Kerala High Court
Commissioner Of Income-Tax vs West Coast Industrial Company Limited on 25 March, 1987
Equivalent citations: [1987]168ITR72(KER)
Author: T. Kochu Thommen
Bench: T. Kochu Thommen
JUDGMENT T. Kochu Thommen, J.
1. Pursuant to the direction of this court in O.P. No. 9391 of 1982, the following two questions have been referred to us by the Income-tax Appellate Tribunal, Cochin Bench :
"1. Whether, on the facts and in the circumstances of the case, the subsidy received from the Rubber Board is income of the assessee ?
2. Whether, on the facts and in the circumstances of the case, the reopening of the assessment under Section 147(b) is valid ?"
2. In the light of our decision in I.T.R. Nos. 352 and 353 of 1982 (CIT v. Malayalam Plantations Ltd. [1987] 168 ITR 63), we answer question No. I in the affirmative, that is, in favour of the Revenue and against the assessee.
3. For the assessment year 1974-75, the assessment was completed without taking into account the sum of Rs. 12,280 received by the assessee during the relevant accounting year as rubber replantation subsidy. The officer subsequently received from the Central Board of Direct Taxes ("the Board") Circular No. 75(DI)(IT)(F. No. Audit-9/78-79) DIT, dated February 28, 1979, containing information regarding the decision of the Supreme Court in V.S.S.V. Meenakshi Achi v. CIT [1966] 60 ITR 253, to the effect that rubber replantation subsidy received by an assessee was income in his hands. On receipt of that information and pursuant to the notice issued under Section 148 of the Income-tax Act, 1961 ("the Act"), the officer reopened the assessment and added the subsidy amount as income of the assessee. The assessee appealed against that order. The Appellate Assistant Commissioner reversed the order stating that there was no valid ground for sustaining it. The Tribunal dismissed the appeal by the Revenue stating that, in the light of the decision of the Supreme Court in Indian & Eastern Newspaper Society v. CIT [1979] 119 ITR 996, the Income-tax Officer was not justified in acting upon the circular of the Board as it did not contain any information within the meaning of Section 147(b) of the Act, but only an opinion.
4. We have carefully considered the circular. Although an opinion is mentioned in a certain portion of the circular, the principal object of the circular is to convey the information that the Supreme Court has in V.S.S.V. Meenakshi Achi v. CIT [1966] 60 ITR 253, held that rubber replantation subsidy is income in the hands of the recipient, and is, therefore, assessable as such. This is the judicial pronouncement on the point by the highest court of the land and the object of the Board's circular is to convey that information. It is not the object of the circular to express an opinion, for no such opinion was called for.
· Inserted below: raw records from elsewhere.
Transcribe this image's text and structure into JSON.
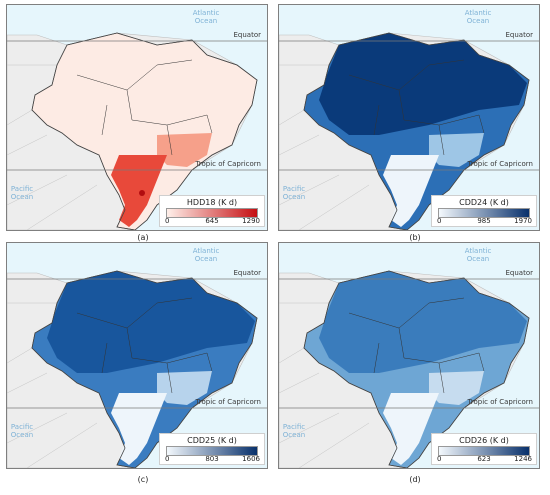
{
  "labels": {
    "atlantic": "Atlantic Ocean",
    "pacific": "Pacific Ocean",
    "equator": "Equator",
    "tropic": "Tropic of Capricorn"
  },
  "panels": [
    {
      "caption": "(a)",
      "legend_title": "HDD18  (K d)",
      "ticks": [
        "0",
        "645",
        "1290"
      ],
      "ramp": [
        "#fff0ea",
        "#c50e12"
      ],
      "fill": "#fdebe4",
      "accent_region": "south",
      "accent_colors": [
        "#e8493a",
        "#f6a08a",
        "#b20d10"
      ]
    },
    {
      "caption": "(b)",
      "legend_title": "CDD24  (K d)",
      "ticks": [
        "0",
        "985",
        "1970"
      ],
      "ramp": [
        "#f4f9fd",
        "#08306b"
      ],
      "fill": "#2c6fb6",
      "accent_region": "north",
      "accent_colors": [
        "#0a3a7a",
        "#9ec6e6",
        "#eef5fb"
      ]
    },
    {
      "caption": "(c)",
      "legend_title": "CDD25  (K d)",
      "ticks": [
        "0",
        "803",
        "1606"
      ],
      "ramp": [
        "#f4f9fd",
        "#08306b"
      ],
      "fill": "#3a7cc0",
      "accent_region": "mixed",
      "accent_colors": [
        "#0d4a91",
        "#b7d3ec",
        "#eef5fb"
      ]
    },
    {
      "caption": "(d)",
      "legend_title": "CDD26  (K d)",
      "ticks": [
        "0",
        "623",
        "1246"
      ],
      "ramp": [
        "#f4f9fd",
        "#08306b"
      ],
      "fill": "#6ea6d4",
      "accent_region": "mixed",
      "accent_colors": [
        "#2a6db4",
        "#c6dcef",
        "#eef5fb"
      ]
    }
  ]
}
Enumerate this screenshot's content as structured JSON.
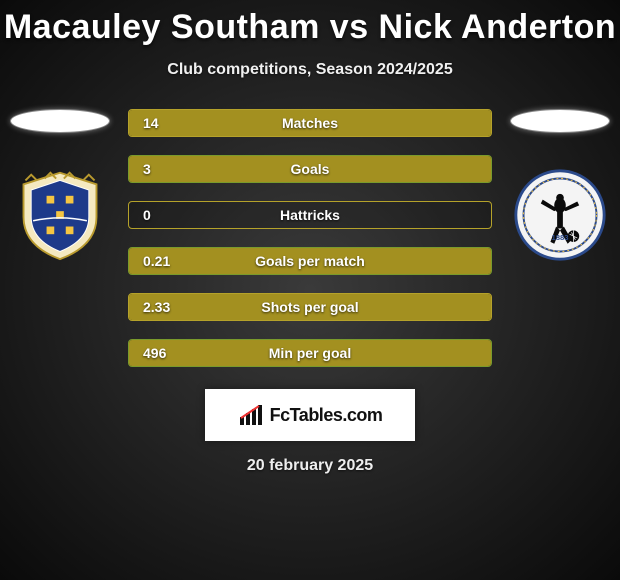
{
  "title": "Macauley Southam vs Nick Anderton",
  "subtitle": "Club competitions, Season 2024/2025",
  "date": "20 february 2025",
  "branding_text": "FcTables.com",
  "player_left": {
    "team_hint": "Stockport County"
  },
  "player_right": {
    "team_hint": "Bristol Rovers"
  },
  "bar_fill_color": "#a39020",
  "bar_border_color_primary": "#b5a22a",
  "bar_border_color_secondary": "#7a9a2b",
  "stats": [
    {
      "label": "Matches",
      "value": "14",
      "fill_pct": 100,
      "border": "primary"
    },
    {
      "label": "Goals",
      "value": "3",
      "fill_pct": 100,
      "border": "secondary"
    },
    {
      "label": "Hattricks",
      "value": "0",
      "fill_pct": 0,
      "border": "primary"
    },
    {
      "label": "Goals per match",
      "value": "0.21",
      "fill_pct": 100,
      "border": "secondary"
    },
    {
      "label": "Shots per goal",
      "value": "2.33",
      "fill_pct": 100,
      "border": "primary"
    },
    {
      "label": "Min per goal",
      "value": "496",
      "fill_pct": 100,
      "border": "secondary"
    }
  ]
}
Once the Supreme Court has pronounced upon the matter, the question is, in the absence of subsequent overriding legislation, concluded and the opinion of any other person is of no relevance. Whatever opinion may have been expressed in the circular, whether it is the opinion of the Board or any other agency, such opinion is of no consequence or relevance, apart from a mere reference to the authoritative pronouncement on the matter by the Supreme Court. The object of the circular is, therefore, merely conveyance of the information regarding that pronouncement by the highest court of the land. We do not, therefore, see any inconsistency between the decision of the Income-tax Officer to reopen the assessment and the principle stated by the Supreme Court in Indian & Eastern Newspaper Society v. CIT [1979] 119 ITR 996. The principle is that while the Income-tax Officer should not be influenced by the opinion of the Board or the audit party, he can take note of the information communicated to him. He acts in a quasi-judicial capacity and must, therefore, act independently and on the strength of the information available to him. The mere fact that a circular contains, apart from the information, the opinion of the writer, would not by itself make the information invalid or unacceptable, provided it is separable from the opinion. While the officer must eschew the opinion, he is entitled to act on the information communicated.
5. The officer acted, in our view, perfectly within his jurisdiction when he issued notice under Section 148 and proceeded to reassess in terms of Section 147(b). We have no doubt that he acted independently and on the basis of information within the meaning of Section 147(b).
6. Accordingly, we answer question Mo. 2 in the affirmative, that is, in favour of the Revenue and against the assessee.
7. We direct the parties to bear their respective costs in this tax referred case.
8. A copy of this judgment under the seal of the High Court and the signature of the Registrar shall be forwarded to the Income-tax Appellate Tribunal, Cochin Bench.